•  
  •  
 

Authors

Simona Sharoni

Abstract

A careful examination of women’s involvement in peacebuilding and conflict transformation in Israel and Palestine provides a unique perspective on key turning points in the history of the conflict in the past two and one-half decades, since the first Palestinian uprising, knows as the Intifada. The article analyzes the changes in modes of organizing, as well as in the broader vision and key strategies of women’s organizing, mostly at the grassroots level, on both sides of the Palestinian-Israeli divide. By exposing the gendered dimensions of the conflict, women activists have began to transform the cultures of their respective collectivities, ensuring that gender and other inequalities and oppressions are not overlooked.

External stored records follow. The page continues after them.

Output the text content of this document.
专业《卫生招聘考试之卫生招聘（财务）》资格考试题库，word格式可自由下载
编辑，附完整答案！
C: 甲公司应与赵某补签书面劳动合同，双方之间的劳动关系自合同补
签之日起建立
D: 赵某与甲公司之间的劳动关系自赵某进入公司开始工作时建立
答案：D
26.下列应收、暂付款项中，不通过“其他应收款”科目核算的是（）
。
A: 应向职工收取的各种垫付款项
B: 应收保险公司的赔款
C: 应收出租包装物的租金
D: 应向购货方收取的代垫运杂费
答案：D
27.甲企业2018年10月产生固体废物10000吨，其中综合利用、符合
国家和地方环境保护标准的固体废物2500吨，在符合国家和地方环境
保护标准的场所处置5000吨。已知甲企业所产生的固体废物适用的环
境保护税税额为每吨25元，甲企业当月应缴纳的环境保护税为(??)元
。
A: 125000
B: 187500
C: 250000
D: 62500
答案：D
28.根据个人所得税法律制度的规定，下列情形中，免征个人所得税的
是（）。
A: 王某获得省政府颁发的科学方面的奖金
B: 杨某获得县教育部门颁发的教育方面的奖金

Notwithstanding the challenges facing women in both communities, the article concludes that the women who have been working for justice and peace in the region constitute a critical mass that will not only impact the nature of conflict transformation but will also be instrumental in envisioning post-conflict realities.

Author Biography

Simona Sharoni is Professor of Gender and Women’s Studies and Chair of the Gender and Women’s Studies Department at the State University of New York at Plattsburgh. She is the author of Gender and the Israeli-Palestinian Conflict: The Politics of Women’s Resistance, (Syracuse University Press, 1995). Her research and writing included a comparative analysis of gender dynamics in the Israeli-Palestinian conflict and the North of Ireland as well as a critical examination of militarization and especially the interplay between political violence and violence against women. Her current work is on the ethics and politics of solidarity as a feminist practice as reflected in struggles for justice and peace around the world, especially as they apply to the struggle for Palestinian self-determination and a just and lasting peace in Palestine and Israel.